Bacterial resistance to antibiotics is a major public health issue. The quantification of antibiotic accumulation is a crucial parameter that determines the antibiotics’ activity and is useful for the development of new antibacterial molecules. At the bacterial scale, UV fluorescence microscopy allows for tracking the kinetic accumulation of an antibiotic.
In this study, the MCT (Aix-Marseille University) and DISCO (Synchrotron SOLEIL) teams combined UV fluorescence microscopy results obtained at the DISCO beamline with cryo-X-ray fluorescence microscopy at the ID16A beamline (ESRF) to quantify antibiotic accumulation in isolated bacteria. These results open up a new avenue for studying metal-based antibiotics, which are receiving growing interest.
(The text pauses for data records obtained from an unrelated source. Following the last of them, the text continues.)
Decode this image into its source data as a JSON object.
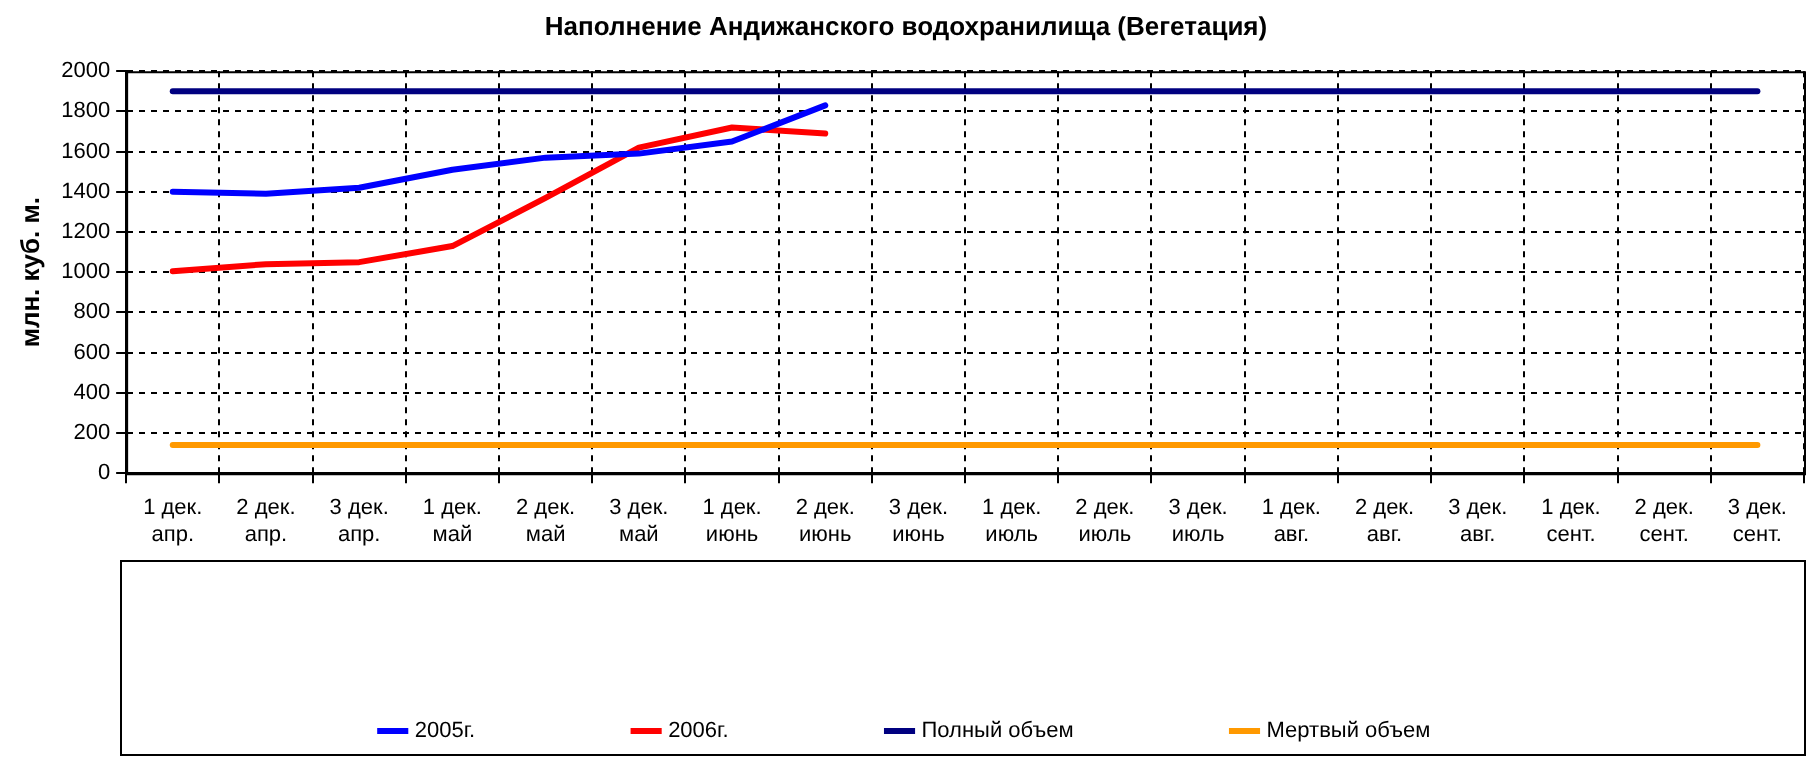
{
  "chart_data": {
    "type": "line",
    "title": "Наполнение Андижанского водохранилища (Вегетация)",
    "ylabel": "млн. куб. м.",
    "categories": [
      "1 дек. апр.",
      "2 дек. апр.",
      "3 дек. апр.",
      "1 дек. май",
      "2 дек. май",
      "3 дек. май",
      "1 дек. июнь",
      "2 дек. июнь",
      "3 дек. июнь",
      "1 дек. июль",
      "2 дек. июль",
      "3 дек. июль",
      "1 дек. авг.",
      "2 дек. авг.",
      "3 дек. авг.",
      "1 дек. сент.",
      "2 дек. сент.",
      "3 дек. сент."
    ],
    "series": [
      {
        "name": "2005г.",
        "color": "#0000ff",
        "values": [
          1400,
          1390,
          1420,
          1510,
          1570,
          1590,
          1650,
          1830,
          null,
          null,
          null,
          null,
          null,
          null,
          null,
          null,
          null,
          null
        ]
      },
      {
        "name": "2006г.",
        "color": "#ff0000",
        "values": [
          1005,
          1040,
          1050,
          1130,
          1370,
          1620,
          1720,
          1690,
          null,
          null,
          null,
          null,
          null,
          null,
          null,
          null,
          null,
          null
        ]
      },
      {
        "name": "Полный объем",
        "color": "#000080",
        "values": [
          1900,
          1900,
          1900,
          1900,
          1900,
          1900,
          1900,
          1900,
          1900,
          1900,
          1900,
          1900,
          1900,
          1900,
          1900,
          1900,
          1900,
          1900
        ]
      },
      {
        "name": "Мертвый объем",
        "color": "#ff9900",
        "values": [
          140,
          140,
          140,
          140,
          140,
          140,
          140,
          140,
          140,
          140,
          140,
          140,
          140,
          140,
          140,
          140,
          140,
          140
        ]
      }
    ],
    "ylim": [
      0,
      2000
    ],
    "yticks": [
      0,
      200,
      400,
      600,
      800,
      1000,
      1200,
      1400,
      1600,
      1800,
      2000
    ],
    "grid": true,
    "legend": "bottom",
    "marker": "none",
    "line_style": "solid"
  }
}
The activity of antibiotics depends on their ability to accumulate inside bacteria. Overproduction of efflux pumps (proteins located in the bacterial membrane, capable of exporting antibiotics out of the cell), coupled with the loss or reduction of porin production (proteins present in the outer membranes of certain bacteria, forming channels that allow antibiotic entry), often leads to a decrease in intracellular antibiotic concentration below a critical threshold for their activity, resulting in multidrug resistance bacterial phenotypes. In this context, quantifying antibiotic accumulation is crucial for guiding the development of new antibacterial molecules that limit recognition by efflux pumps and optimize their permeation through the outer membrane.
For several years, the MCT unit - Membranes and Therapeutic Targets - at Aix Marseille University has developed approaches based on the intrinsic fluorescence properties of certain antibiotics used in human therapy, such as fluoroquinolones. At the bacterial population level, spectrofluorometry provides a robust means to quantify antibiotic accumulation after different exposure times. At the single-bacterium level, UV fluorescence microscopy based on synchrotron radiation allows the tracking of antibiotic accumulation kinetics. However, this single-cell approach is limited by its spatial resolution of about 100 nm and the lack of fluorescence calibration, which prevents quantifying antibiotic concentrations in isolated bacteria. X-ray fluorescence (XRF) microscopy appears as a promising technique to overcome these limitations.
To quantify and localize antibiotic accumulation in isolated bacteria, a metal derivative of fluoroquinolone was used - the metal presence being detected by XRF. Its intracellular quantification in E. coli bacteria with or without efflux pumps provided results similar to those obtained by UV fluorescence techniques at the DISCO beamline using the "non-metallic" fluoroquinolone (Figure 1), validating the use of this derivative for this study. Moreover, using XRF under cryogenic conditions to quantify antibiotic accumulation allowed the visualization, at very high spatial resolution (20 nm), of antibiotic distribution within isolated bacteria (Figure 2). These results open a new path for studying metal-based molecules with antibacterial activity using XRF microscopy.

Figure 1: Monitoring antibiotic accumulation (CIP: ciprofloxacin, a fluoroquinolone antibiotic; CuCIP: copper-coupled derivative) in isolated bacteria by UV fluorescence microscopy. AG100 and AG100A are Escherichia coli strains with and without efflux pumps, respectively.

Figure 2 : (A) Localization of copper in bacteria after a 15-minute incubation with and without CuCip (upper and lower panels, respectively). (B) Quantification of copper (ng/bacteria) in each condition.
High-resolution spatial microscopy techniques are essential tools for the structural study of biological samples. The synchrotron approaches used each have their unique characteristics that allow the sample to be studied from different perspectives. Observing living cells with UV fluorescence microscopy or near-native state cells with cryo-SXT (Soft X-ray Tomography) and XRF microscopy offers a significant advantage: the absence of chemical treatments during sample preparation. The preservation of the structure and chemical composition of a sample is indeed crucial. Cryo-electron microscopy, which could not be used during this project, is also among the techniques that allow the study of biological samples close to their native state. The complementarity of these approaches enhances the overall understanding of the structure and composition of a sample.
Furthermore, synchrotron-based imaging techniques enable the tracking, quantification, and localization of antibiotic accumulation, which is necessary to understand and overcome the mechanisms behind the reduction in antibiotic accumulation and to combat multidrug resistance.